Dr. James M. Lyle came to Macon before the Civil War and formed a co-partnership with Dr. Woodfin. He married Miss Laura Siler, and after her death, he married Miss Nannie Moore.

Dr. G. N. Rush, of Coweta station, was born in 1824, in Rockingham County, Virginia, and read medicine under Dr. A. W. Brabson, graduated in medicine at University of Nashville in 1854. He served in the legislature in 1876-7. In 1854 he married Miss Elizabeth Thomas. He died December 12, 1897.

Dr. A. C. Brabson was born in Tennessee in 1842, served through the Civil War, graduated from the College at Nashville in medicine, 1866-67, married Miss Cora Rush, March 30, 1881.

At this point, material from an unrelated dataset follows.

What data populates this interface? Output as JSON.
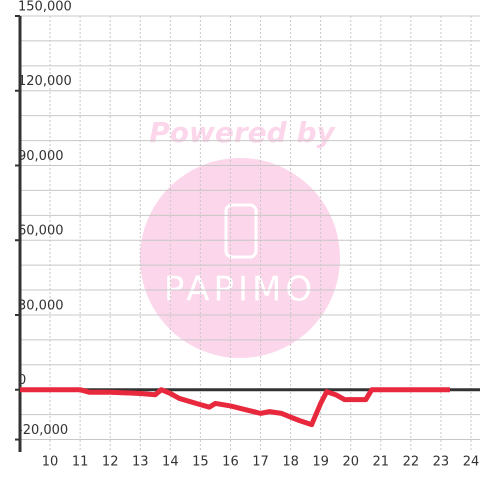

Mark May, son of Frederick and Nellie May, was born in Yadkin County December 7, 1812, and married Belinda Beaman at the age of 24. Early in life he was ordained a Baptist minister, coming to Macon County after serving as a minister 17 years in Yadkin and two years in Tennessee. He is the father of Hon. Jeff May of Flats, N. C.

Rev. Joshua Anmons was born in Burke, February 14, 1800, and moved to Macon in 1822, settled on Rabbit creek, was ordained a Baptist minister at Franklin in 1835, and died September 27, 1877, after a very useful life.

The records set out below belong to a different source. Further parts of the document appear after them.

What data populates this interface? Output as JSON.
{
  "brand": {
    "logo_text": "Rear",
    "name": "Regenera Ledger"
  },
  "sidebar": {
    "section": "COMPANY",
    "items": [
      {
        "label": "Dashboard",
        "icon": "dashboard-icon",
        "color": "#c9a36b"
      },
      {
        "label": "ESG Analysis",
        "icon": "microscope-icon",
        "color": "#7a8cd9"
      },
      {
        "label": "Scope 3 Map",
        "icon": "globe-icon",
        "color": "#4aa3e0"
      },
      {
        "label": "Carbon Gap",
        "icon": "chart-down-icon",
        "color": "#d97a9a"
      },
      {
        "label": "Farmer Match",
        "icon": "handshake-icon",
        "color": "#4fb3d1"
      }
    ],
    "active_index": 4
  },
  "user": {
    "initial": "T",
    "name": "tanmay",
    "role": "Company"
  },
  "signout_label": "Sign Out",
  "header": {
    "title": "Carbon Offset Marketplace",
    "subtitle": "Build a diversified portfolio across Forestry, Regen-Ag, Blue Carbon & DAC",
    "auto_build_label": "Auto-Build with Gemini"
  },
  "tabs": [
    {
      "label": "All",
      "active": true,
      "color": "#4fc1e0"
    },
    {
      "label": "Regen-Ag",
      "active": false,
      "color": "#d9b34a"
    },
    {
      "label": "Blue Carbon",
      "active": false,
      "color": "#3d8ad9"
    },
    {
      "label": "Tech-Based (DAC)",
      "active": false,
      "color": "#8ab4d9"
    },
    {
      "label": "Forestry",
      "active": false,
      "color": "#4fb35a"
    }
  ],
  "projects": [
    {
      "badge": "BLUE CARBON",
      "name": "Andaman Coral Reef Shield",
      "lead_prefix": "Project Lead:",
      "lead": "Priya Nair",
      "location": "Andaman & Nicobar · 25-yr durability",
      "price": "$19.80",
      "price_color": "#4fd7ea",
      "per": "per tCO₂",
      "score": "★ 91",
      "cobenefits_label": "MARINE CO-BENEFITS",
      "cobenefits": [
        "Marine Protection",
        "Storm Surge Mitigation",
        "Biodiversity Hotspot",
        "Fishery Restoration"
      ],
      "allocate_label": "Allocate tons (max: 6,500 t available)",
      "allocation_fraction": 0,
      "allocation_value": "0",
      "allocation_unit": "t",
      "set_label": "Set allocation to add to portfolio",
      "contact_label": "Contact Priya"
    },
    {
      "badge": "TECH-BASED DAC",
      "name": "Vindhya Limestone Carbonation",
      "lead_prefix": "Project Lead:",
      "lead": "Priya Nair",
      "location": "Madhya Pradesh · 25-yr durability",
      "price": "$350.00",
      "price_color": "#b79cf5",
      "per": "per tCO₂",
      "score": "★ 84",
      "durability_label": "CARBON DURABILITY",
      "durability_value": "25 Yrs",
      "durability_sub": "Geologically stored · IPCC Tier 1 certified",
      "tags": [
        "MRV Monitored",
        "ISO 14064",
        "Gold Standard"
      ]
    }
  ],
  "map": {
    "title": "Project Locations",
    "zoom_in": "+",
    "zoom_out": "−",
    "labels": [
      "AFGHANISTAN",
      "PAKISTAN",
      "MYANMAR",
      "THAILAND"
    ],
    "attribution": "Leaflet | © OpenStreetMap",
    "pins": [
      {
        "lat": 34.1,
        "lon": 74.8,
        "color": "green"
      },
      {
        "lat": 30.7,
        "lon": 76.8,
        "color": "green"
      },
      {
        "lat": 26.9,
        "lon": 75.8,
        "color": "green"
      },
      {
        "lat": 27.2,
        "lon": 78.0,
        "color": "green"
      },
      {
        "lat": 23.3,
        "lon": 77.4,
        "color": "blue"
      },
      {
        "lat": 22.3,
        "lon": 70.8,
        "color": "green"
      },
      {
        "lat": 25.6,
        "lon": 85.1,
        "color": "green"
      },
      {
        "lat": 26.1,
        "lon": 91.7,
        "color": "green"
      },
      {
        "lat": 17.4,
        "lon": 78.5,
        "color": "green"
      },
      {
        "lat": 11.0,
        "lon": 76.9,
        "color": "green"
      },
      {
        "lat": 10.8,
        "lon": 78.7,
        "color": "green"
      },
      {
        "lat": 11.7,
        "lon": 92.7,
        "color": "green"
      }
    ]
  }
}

Logan Berry was born December 18, 1813, in Lincoln County, and died February 8, 1910. He married Matilda Postell of Buncombe, served as county commissioner, and was a useful and respected citizen.

Stephen Munday was born in Person County about the beginning of the nineteenth century but moved to Buncombe County before the Civil War, where he built a mill at Sulphur Springs. He then moved to Macon, and lived with his son, the late Alexander P. Munday at Aquone, till his death in the seventies. He was a useful and highly respected citizen. His son Alexander P. Munday married Miss Addie Jarrett a daughter of the late Nimrod S. Jarrett, and they resided first at the Meadows in what is now Graham County about 1859, where they remained till after the Civil War, moving thence to Aquone where they died early in this century.

Captain Nimrod S. Jarrett was born in Buncombe County in 1800, married a Miss McKee, and moved to Haywood County in 1830, engaging in the "sang" business, till he moved to Macon, where he resided at Aquone in 1835, afterwards at the Apple Tree place six miles down the river, and still later at Jarretts station on the Murphy railroad. He owned large tracts of mountain lands, and the talc mine now operated at Hewitts. He was murdered in September, 1873, by Bayless Henderson, a tramp from Tennessee. Henderson was executed for the crime, at Webster, in 1874.